The defenders of this technology often argue that, despite the high purchase and maintenance price, robot-assisted surgery has advantages such as shorter duration of operations or shorter recovery time for patients. But published research does not confirm these facts either. In June 2021, the magazine Annals of Internal Medicine published a research over 50 studies looking at nearly 5,000 robotic surgery patients. The authors concluded that there is no difference between robotic-assisted surgery and laparoscopy in the likelihood of complications even in the long term. And he also points out that, for example, in gynecological surgery, robotic operations increased their duration by 13% compared to laparoscopic ones. And a study signed by researchers from the University of California at San Diego, published in March 2022, ensures that following ten years of using a robot as a surgical assistant in their hospital, patients operated on with it remain hospitalized longer than those who have been operated on laparoscopically.

Nor can technical failures be ignored because, following all, the robot surgeon is just a machine and these also fail. Other study published in 2016 analyzed the technical problems encountered in robot-assisted surgeries following fourteen years of use: in the cases analyzed they found that 10.4% of the surgeries had to be interrupted due to some technical failure that forced the robot to be reprogrammed, restart the system or directly continue with the surgery by conventional procedures without the assistance of the robot.

But according to Julio Mayol, medical director of the San Carlos Clinical Hospital of Madrid and president of the Spanish Society of Surgical Research, “robots can help us reduce the variability of practice and increase the safety of surgery.
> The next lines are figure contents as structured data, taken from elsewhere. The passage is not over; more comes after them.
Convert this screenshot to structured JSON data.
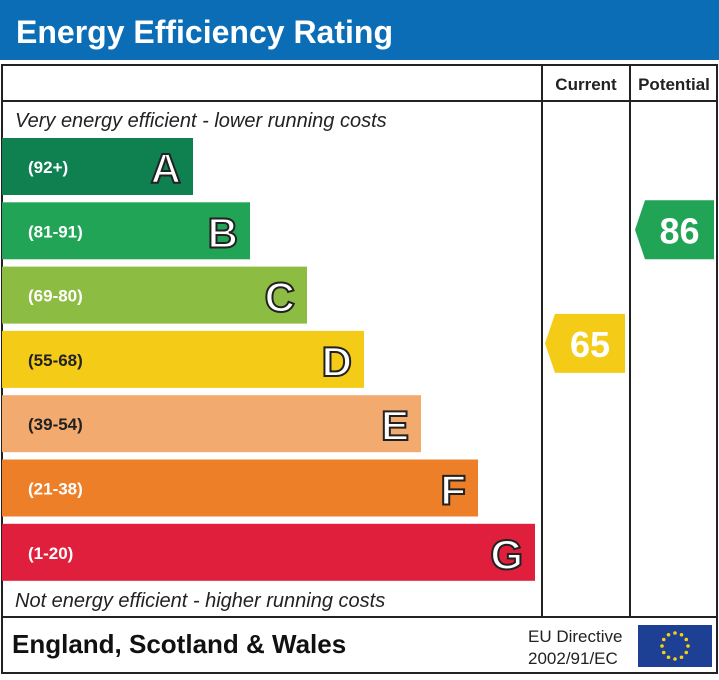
{
  "title": "Energy Efficiency Rating",
  "colors": {
    "title_bg": "#0b6db6",
    "eu_flag": "#1d3f94",
    "eu_stars": "#f6d20f"
  },
  "chart_data": {
    "type": "bar",
    "title": "Energy Efficiency Rating",
    "top_note": "Very energy efficient - lower running costs",
    "bottom_note": "Not energy efficient - higher running costs",
    "column_headers": {
      "current": "Current",
      "potential": "Potential"
    },
    "bands": [
      {
        "letter": "A",
        "range": "(92+)",
        "color": "#0f8050"
      },
      {
        "letter": "B",
        "range": "(81-91)",
        "color": "#21a455"
      },
      {
        "letter": "C",
        "range": "(69-80)",
        "color": "#8dbc42"
      },
      {
        "letter": "D",
        "range": "(55-68)",
        "color": "#f4cc17"
      },
      {
        "letter": "E",
        "range": "(39-54)",
        "color": "#f2aa6e"
      },
      {
        "letter": "F",
        "range": "(21-38)",
        "color": "#ec7f28"
      },
      {
        "letter": "G",
        "range": "(1-20)",
        "color": "#e01f3d"
      }
    ],
    "current": {
      "value": 65,
      "band": "D",
      "color": "#f4cc17"
    },
    "potential": {
      "value": 86,
      "band": "B",
      "color": "#21a455"
    }
  },
  "footer": {
    "region": "England, Scotland & Wales",
    "directive_line1": "EU Directive",
    "directive_line2": "2002/91/EC"
  }
}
It is true that their price is high, but that is going to change from now on because Da Vinci’s patents end and as there is going to be more competition, they will be cheaper”.

Mayol acknowledges that the current situation is not ideal: “It is debatable how they are being used. We should have defined a group of patients with characteristics that allow us to understand how this technology can be implemented in the best possible way. For that we would need to work in a network, as is done with transplants, that there are some centers that transplant and patients who need a transplant are sent to them. That’s what you have to organize with robotic-assisted surgery, but that’s hard.”

But despite the fact that this does not happen, the drop in the price of robots and the entry on the scene of new models from other companies will make their implementation jump in the coming years. The 65,000 operations carried out in Spain with robots in these seventeen years are a very small part of the surgeries carried out in our country, 3,600,000 in 2019, but it is indisputable that there will be more and more. As Mayol sums it up: “If you want to be part of the evolution of surgery, you can’t just watch it”.